"It will be OK," he says
8:34 AM |
I’m starting to see what Freud may have meant. He says we all seek a mate who mirrors our opposite sex parents. I don’t believe in the full-fledged Oedipus complex theory (I don’t romantically seek to date my actual father or anything remotely creepy).
When I was a little girl, I could always count on my Dad to comfort me when I was sad or in trouble. Even when I stole a chocolate bar, and when I threatened to beat up a girl in my grade two class, he gave me a hug, pressing my head into his belly or armpit (as I grew) and kiss the top of my head. When a girl was picking on me in grade seven and I finally told him about it, he held me while I cried and rocked me back and forth in a tight hug. I know that even today, if I really needed to, I could go to him with anything and he’d hug me and tell me it’d be all right. He’d mean it too. I had a strained relationship with my mum in my teenage years, which retrospect has allowed me to see is fairly typical. During all that though, my Dad was always on my side. He wrote back to the teenage angst- notes I’d leave him, telling me it would be OK.

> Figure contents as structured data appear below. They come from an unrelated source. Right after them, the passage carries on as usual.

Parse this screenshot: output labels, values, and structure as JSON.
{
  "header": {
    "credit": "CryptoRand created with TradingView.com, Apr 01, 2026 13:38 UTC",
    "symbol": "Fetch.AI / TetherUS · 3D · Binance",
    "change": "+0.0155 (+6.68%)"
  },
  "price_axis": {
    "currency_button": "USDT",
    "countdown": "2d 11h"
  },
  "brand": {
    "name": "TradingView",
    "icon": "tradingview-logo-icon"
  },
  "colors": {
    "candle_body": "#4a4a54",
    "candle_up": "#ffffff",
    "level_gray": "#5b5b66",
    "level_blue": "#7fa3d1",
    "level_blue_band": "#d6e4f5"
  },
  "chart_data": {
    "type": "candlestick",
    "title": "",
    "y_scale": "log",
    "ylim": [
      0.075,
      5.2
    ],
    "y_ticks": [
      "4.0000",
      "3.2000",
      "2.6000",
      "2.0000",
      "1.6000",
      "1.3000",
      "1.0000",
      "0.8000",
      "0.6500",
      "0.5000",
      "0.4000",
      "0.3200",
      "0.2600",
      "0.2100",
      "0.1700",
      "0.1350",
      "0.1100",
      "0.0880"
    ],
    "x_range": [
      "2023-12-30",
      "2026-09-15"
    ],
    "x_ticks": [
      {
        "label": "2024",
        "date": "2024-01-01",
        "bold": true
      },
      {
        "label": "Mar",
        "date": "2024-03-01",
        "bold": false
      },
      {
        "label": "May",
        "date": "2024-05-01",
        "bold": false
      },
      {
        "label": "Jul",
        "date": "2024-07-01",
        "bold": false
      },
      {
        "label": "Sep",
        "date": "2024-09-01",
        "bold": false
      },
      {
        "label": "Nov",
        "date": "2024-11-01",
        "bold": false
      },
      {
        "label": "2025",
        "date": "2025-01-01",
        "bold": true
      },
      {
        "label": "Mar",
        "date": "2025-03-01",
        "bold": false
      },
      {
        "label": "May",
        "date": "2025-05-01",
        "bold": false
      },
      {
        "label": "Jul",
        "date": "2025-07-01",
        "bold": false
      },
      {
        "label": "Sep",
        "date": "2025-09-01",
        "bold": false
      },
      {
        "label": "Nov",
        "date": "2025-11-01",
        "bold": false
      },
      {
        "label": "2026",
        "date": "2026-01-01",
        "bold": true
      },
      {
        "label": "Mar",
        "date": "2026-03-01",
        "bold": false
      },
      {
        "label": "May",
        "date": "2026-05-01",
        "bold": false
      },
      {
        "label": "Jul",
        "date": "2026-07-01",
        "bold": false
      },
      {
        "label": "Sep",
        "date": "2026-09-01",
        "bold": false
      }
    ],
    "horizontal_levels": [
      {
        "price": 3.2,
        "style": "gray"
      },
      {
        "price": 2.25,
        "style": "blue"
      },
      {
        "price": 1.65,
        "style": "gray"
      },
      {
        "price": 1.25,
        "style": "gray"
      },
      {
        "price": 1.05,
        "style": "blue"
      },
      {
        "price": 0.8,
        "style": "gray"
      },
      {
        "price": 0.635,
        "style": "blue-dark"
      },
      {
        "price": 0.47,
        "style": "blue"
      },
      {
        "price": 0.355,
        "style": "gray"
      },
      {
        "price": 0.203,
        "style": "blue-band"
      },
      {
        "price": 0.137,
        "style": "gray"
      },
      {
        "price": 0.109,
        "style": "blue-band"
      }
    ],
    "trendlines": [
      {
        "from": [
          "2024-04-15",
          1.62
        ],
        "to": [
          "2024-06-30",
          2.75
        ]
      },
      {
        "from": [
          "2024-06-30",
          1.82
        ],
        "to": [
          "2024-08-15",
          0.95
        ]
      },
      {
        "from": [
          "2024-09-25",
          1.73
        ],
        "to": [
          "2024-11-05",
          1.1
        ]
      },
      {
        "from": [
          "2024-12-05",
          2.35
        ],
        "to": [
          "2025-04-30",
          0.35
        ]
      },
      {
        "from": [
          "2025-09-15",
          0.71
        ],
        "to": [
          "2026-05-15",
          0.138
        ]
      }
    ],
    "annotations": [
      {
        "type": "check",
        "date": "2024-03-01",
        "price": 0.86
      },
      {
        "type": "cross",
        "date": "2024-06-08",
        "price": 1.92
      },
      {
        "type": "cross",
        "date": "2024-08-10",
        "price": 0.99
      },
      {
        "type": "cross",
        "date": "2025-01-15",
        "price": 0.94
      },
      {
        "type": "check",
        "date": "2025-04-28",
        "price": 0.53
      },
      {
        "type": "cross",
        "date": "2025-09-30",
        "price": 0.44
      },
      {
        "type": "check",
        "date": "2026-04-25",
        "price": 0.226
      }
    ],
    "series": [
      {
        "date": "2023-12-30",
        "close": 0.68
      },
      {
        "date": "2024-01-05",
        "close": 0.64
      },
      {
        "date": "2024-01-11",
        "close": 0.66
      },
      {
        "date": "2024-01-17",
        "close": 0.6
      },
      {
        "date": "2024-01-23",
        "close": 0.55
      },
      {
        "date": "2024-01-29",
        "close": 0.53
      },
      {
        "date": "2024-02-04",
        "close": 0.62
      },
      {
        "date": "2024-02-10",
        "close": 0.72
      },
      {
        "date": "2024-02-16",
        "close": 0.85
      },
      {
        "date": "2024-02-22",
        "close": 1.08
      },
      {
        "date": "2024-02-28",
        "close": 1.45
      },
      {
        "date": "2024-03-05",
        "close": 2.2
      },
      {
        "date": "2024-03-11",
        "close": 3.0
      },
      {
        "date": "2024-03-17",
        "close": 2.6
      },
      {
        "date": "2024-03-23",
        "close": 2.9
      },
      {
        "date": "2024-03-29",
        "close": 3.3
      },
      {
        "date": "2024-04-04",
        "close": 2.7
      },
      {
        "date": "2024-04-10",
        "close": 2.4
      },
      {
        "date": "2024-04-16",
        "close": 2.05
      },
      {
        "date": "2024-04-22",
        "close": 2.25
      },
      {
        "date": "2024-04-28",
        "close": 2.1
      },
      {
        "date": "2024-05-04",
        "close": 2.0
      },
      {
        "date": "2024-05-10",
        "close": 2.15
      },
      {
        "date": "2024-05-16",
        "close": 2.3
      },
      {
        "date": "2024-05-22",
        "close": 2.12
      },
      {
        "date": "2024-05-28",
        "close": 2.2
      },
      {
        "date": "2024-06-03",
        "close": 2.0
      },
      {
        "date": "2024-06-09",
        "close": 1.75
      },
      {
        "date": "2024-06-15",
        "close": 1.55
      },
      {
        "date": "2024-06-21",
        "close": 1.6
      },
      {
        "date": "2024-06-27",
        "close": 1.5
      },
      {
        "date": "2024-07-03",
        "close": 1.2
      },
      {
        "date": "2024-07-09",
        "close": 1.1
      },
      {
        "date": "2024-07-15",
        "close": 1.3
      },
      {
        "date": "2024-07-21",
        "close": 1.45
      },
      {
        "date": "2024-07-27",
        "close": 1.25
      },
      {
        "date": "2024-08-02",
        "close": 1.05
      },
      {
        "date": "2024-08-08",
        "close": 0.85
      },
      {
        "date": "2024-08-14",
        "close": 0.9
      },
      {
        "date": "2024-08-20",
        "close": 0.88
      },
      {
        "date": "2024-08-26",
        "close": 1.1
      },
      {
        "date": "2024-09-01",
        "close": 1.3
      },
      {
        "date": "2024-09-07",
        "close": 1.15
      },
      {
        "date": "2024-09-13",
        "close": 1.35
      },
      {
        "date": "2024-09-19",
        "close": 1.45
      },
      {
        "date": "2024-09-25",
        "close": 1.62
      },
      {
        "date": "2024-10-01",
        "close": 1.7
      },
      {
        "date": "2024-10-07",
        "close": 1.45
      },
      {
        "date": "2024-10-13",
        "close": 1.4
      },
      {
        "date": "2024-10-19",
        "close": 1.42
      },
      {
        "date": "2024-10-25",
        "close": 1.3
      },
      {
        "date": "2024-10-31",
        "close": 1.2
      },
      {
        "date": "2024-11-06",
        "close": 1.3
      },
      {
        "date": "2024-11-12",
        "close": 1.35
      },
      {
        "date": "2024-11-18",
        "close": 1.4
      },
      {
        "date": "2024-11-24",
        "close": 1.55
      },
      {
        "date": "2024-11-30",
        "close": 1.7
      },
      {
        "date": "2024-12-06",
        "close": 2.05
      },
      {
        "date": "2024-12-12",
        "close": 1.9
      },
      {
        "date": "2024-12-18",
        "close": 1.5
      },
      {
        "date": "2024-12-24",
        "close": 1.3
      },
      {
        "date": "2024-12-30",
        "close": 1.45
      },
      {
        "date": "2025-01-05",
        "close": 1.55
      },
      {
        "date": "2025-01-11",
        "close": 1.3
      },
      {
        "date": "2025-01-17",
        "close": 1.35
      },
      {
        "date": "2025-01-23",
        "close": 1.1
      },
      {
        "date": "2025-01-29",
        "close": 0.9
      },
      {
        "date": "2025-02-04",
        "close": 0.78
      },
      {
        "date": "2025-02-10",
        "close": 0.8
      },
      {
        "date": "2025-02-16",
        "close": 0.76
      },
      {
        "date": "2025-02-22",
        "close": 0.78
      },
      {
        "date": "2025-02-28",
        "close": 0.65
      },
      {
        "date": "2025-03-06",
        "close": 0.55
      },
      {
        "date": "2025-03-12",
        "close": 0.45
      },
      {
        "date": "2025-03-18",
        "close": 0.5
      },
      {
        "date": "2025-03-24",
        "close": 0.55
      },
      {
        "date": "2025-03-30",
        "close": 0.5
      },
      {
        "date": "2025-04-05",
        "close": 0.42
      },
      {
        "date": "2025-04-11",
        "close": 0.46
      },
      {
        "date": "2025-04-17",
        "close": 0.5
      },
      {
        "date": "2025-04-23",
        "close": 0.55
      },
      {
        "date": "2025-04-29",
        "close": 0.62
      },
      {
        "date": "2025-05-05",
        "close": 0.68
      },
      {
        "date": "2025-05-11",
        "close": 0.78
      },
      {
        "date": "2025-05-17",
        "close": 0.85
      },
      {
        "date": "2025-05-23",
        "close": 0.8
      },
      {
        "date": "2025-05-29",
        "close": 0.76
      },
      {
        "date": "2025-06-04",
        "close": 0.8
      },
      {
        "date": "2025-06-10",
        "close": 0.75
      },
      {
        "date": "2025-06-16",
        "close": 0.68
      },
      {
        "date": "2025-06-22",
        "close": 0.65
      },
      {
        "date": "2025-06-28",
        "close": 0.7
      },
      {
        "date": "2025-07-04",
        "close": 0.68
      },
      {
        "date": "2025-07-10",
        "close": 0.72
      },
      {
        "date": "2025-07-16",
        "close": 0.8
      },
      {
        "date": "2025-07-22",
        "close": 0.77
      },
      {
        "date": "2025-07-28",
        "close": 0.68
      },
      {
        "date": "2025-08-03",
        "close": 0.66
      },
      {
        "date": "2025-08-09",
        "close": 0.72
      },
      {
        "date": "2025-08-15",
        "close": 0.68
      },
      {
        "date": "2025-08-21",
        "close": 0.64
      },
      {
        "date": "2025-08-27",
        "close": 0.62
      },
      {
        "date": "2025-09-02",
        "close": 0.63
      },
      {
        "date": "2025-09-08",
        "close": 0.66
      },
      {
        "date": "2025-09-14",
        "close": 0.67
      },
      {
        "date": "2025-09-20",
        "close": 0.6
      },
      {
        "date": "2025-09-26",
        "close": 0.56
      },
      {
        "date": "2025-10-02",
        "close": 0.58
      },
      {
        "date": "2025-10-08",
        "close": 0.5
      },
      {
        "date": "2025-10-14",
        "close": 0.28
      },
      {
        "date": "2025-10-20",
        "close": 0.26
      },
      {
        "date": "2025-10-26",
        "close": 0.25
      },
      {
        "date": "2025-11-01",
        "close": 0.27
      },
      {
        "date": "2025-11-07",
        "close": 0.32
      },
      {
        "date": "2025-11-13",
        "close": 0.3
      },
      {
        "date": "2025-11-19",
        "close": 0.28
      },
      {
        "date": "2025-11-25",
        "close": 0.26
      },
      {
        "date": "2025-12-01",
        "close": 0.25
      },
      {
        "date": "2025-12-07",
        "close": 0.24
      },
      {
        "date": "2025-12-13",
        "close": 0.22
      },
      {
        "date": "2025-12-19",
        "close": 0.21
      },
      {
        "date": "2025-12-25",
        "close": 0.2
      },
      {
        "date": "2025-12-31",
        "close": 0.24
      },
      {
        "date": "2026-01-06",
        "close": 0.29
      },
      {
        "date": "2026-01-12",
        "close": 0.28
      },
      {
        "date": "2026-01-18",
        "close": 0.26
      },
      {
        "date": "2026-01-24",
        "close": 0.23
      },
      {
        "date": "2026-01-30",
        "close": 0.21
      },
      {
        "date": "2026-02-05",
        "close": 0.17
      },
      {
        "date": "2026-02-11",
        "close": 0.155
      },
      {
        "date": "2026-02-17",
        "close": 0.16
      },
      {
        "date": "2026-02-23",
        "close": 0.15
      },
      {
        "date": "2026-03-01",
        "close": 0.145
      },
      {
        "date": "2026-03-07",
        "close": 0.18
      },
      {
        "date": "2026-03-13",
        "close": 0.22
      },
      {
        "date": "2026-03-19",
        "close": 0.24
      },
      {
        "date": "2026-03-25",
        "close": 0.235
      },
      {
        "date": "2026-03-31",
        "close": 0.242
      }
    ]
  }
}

Now, I feel like no matter what, I could go to boyfriend and he always knows just what to say, and just how to hug me, to make me feel better. Last night, for instance, I was upset and down and mad and sad. He took me and buried my face on his shoulder and held me tight and told me it’d be OK. He kissed the top of my head, and let me collapse my arms, shoulders and head on top of his shoulders and chest. I even thought to myself how glad I was to have a man who knew how to make me feel better the way my Dad used to when I was little.
It’s a nice feeling, a comfort, to know that no matter how bad I screw up, or how miserable I am, I always have a shoulder and a set of arms to wrap me up and tell me it will be OK. It’s more than faith in the universe and belief that everything truly will be OK, because there’s only so much I can believe in when left on my own and when it seems things couldn’t get worse. I’m supported, and that makes everything OK.